- Court: Appellate Division
- Full case name: Rex v Zikalala
- Decided: 6 March 1953
- Citation: 1953 (2) SA 568 (A)

Court membership
- Judges sitting: Centlivres CJ, Schreiner JA and Van den Heever JA

Case opinions
- Decision by: Van den Heever JA

Keywords
- Criminal procedure, Appeal, Conviction, Culpable homicide, Reasonable doubt, Self defence

= R v Zikalala =

South African legal case

Rex v Zikalala is an important case in South African criminal law, heard on February 27, 1953. Zikalala, the appellant, had been charged and convicted of the culpable homicide in causing the death of one Alpheus Tsele. On appeal to the Appellate Division, he successfully argued self-defence.

== Facts ==
Zikalala had been convicted of culpable homicide on a charge of murder. It appeared, however, that the trial court had found that the evidence for the defence might reasonably be substantially true.

== Judgment ==
The Appellate Division set the conviction. The trial court, it held, should have had, on the basis of finding that the evidence for the defence might reasonably be substantially true, and in the light of the circumstances and considerations reflected in the evidence, a reasonable doubt as to whether the Crown had established that the appellant had not killed the deceased lawfully in private-defence.

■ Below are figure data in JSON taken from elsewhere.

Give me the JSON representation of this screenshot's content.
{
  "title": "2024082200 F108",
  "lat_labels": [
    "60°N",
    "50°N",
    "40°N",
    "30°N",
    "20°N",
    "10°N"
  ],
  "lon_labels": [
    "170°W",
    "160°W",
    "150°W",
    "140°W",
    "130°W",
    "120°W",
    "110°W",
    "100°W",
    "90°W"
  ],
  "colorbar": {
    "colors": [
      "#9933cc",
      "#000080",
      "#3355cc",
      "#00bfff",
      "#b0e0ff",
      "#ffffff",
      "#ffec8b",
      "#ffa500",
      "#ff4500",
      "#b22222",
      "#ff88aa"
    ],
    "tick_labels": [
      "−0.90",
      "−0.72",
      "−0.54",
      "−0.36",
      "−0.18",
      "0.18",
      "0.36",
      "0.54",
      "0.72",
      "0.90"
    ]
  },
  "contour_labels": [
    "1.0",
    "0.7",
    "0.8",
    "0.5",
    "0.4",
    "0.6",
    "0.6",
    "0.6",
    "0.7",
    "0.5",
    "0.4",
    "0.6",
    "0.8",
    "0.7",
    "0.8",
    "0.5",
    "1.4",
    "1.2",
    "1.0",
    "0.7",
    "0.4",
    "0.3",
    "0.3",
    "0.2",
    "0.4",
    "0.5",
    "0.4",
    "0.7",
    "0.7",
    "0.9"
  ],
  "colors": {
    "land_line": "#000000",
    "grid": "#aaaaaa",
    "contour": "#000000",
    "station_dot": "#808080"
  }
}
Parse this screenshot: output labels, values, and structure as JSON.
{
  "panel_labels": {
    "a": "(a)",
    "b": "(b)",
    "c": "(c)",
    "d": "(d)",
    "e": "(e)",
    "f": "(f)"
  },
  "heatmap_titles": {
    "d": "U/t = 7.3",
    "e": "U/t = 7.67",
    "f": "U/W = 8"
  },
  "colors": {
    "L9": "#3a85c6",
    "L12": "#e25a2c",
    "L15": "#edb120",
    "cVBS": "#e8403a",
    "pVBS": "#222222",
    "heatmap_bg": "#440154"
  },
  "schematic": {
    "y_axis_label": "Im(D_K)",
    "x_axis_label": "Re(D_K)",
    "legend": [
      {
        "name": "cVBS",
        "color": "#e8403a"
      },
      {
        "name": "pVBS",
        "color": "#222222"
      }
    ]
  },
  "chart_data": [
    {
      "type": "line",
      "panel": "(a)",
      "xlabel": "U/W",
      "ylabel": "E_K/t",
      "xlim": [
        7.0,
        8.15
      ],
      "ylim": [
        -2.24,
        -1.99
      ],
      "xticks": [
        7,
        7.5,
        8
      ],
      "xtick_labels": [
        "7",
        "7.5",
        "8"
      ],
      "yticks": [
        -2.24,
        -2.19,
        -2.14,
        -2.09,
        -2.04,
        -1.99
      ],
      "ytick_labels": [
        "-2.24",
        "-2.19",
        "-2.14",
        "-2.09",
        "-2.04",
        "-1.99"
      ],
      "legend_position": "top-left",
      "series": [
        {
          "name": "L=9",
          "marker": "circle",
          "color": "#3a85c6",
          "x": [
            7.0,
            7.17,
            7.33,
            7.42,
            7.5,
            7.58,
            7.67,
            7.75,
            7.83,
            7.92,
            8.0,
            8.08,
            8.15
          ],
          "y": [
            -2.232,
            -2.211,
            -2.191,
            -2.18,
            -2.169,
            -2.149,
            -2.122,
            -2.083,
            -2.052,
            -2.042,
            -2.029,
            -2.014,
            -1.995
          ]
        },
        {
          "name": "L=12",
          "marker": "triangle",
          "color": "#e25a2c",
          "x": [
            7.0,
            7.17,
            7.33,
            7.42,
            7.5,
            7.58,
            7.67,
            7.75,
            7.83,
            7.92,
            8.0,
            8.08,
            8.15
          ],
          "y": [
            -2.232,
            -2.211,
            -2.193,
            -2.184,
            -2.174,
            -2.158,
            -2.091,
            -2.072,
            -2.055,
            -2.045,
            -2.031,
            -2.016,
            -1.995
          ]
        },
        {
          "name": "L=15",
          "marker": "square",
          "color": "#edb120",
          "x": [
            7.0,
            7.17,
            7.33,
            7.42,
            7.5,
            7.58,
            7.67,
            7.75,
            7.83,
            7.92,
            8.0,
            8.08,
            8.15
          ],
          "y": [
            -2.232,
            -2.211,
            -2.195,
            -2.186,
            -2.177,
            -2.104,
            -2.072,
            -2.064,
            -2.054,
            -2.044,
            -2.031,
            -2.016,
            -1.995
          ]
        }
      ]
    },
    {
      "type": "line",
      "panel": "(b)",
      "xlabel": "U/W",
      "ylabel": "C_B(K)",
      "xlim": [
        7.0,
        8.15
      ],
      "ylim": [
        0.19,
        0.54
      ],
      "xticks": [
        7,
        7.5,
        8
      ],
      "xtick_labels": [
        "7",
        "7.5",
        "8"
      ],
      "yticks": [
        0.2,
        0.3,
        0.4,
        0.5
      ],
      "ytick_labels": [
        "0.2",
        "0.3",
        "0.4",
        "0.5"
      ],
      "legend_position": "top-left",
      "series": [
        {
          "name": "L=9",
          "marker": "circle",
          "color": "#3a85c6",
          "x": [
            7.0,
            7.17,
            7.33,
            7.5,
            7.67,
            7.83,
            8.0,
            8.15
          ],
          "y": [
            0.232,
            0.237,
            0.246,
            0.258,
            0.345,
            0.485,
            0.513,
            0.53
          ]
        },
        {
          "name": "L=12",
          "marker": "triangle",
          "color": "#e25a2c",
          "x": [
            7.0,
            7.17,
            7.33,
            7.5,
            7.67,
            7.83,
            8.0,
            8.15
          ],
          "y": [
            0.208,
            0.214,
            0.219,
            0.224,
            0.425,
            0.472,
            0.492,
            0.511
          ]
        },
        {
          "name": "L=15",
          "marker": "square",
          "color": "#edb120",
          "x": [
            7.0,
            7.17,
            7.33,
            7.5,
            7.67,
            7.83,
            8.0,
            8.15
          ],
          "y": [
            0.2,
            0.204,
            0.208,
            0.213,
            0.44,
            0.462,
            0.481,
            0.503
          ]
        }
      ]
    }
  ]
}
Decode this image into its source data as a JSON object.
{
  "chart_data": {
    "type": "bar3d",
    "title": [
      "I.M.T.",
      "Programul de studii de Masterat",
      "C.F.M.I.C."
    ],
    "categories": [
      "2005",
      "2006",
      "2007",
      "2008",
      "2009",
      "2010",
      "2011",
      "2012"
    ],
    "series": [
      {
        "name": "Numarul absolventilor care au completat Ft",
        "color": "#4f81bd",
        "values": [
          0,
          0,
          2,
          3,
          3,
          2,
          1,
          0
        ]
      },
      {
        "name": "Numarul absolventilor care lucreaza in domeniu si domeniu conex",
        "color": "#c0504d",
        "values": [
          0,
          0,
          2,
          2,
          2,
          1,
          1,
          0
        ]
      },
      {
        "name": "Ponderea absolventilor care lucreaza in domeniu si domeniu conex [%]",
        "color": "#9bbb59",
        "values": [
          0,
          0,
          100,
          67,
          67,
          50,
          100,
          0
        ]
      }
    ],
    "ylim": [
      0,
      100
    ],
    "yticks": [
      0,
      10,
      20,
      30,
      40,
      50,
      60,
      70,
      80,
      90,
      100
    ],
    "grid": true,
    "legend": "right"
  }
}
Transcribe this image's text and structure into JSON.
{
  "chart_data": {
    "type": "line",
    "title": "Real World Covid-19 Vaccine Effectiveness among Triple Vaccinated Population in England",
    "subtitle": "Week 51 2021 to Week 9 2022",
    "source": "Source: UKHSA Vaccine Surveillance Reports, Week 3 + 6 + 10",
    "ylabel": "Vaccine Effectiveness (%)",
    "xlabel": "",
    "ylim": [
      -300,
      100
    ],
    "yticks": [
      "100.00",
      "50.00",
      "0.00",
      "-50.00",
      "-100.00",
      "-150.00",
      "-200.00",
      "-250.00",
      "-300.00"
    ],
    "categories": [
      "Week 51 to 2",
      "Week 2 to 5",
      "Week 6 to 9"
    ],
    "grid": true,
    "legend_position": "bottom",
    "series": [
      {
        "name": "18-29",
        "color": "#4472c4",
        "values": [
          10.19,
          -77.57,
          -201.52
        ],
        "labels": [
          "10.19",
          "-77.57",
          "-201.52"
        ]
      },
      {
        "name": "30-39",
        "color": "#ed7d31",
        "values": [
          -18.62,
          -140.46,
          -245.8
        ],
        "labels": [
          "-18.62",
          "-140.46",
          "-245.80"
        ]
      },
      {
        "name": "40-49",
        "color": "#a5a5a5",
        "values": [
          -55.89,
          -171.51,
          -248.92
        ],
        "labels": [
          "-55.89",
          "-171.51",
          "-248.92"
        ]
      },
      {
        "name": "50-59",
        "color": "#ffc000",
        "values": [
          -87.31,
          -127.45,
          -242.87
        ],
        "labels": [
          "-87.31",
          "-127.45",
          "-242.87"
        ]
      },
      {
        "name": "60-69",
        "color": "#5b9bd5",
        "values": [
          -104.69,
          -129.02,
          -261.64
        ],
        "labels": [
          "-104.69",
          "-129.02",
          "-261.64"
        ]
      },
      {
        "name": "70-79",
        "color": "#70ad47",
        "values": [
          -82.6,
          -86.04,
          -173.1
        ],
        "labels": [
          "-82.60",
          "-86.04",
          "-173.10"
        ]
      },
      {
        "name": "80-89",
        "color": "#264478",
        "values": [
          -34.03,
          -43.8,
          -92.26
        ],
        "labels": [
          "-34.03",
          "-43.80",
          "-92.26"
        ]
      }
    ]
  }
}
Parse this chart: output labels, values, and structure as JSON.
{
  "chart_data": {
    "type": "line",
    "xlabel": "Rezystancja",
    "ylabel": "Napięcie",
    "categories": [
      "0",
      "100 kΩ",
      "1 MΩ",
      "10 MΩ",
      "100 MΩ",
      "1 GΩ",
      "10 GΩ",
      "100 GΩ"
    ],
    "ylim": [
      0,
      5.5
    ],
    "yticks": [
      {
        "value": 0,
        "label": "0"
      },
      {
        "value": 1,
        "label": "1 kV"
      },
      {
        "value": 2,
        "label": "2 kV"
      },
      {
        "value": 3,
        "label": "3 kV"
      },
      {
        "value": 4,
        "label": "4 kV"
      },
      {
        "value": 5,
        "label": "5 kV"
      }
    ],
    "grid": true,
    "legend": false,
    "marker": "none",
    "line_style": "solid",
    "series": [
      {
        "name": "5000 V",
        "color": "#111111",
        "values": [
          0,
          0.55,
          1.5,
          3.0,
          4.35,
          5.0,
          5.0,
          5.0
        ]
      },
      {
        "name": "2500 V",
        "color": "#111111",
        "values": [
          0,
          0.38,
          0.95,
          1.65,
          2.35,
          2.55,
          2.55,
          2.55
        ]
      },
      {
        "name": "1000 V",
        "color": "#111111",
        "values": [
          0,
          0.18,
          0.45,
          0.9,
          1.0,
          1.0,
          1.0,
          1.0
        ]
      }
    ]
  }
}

The court endorsed the following propositions from Gardiner and Lansdown, based on authority:

Where a man can save himself by flight, he should flee rather than kill his assailant [...]. But no one can be expected to take to flight to avoid an attack, if flight does not afford him a safe way of escape. A man is not bound to expose himself to the risk of a stab in the back, when by killing his assailant he can secure his own safety [...]. In considering the question of self-defence, a jury must endeavour to imagine itself in the position in which the accused was.

For the court a quo, it was "difficult to understand why the accused didn't cry out for help and why the other people there did not overpower the deceased." This observation, held Van den Heever JA for the Appellate Division, was

based on general knowledge of human reactions and not on the evidence. One knows from experience in trial cases that natives are apt to take up the attitude "that is their business", and that the principal actors in such a scene are apt to resent the interference of outsiders. In any event, nobody is ambitious to overpower an aggressor armed with a lethal weapon.

The court a quo also said it had "great difficulty in this case in holding that the accused could not get away and that he did not have a reasonable chance to get away if he wanted to." Van den Heever JA, responding to this, noted that the hall in which the murder had occurred

was packed and that movement therein was difficult. But the observation places a risk upon the appellant that he was not obliged to bear. He was not called upon to stake his life upon "a reasonable chance to get away". If he had done so he may well have figured as the deceased at the trial, instead of as the accused person. Moreover, one must not impute to a person who suddenly becomes the object of a murderous attack that mental calm and ability to reason out ex post facto ways of avoiding the assault without having recourse to violence.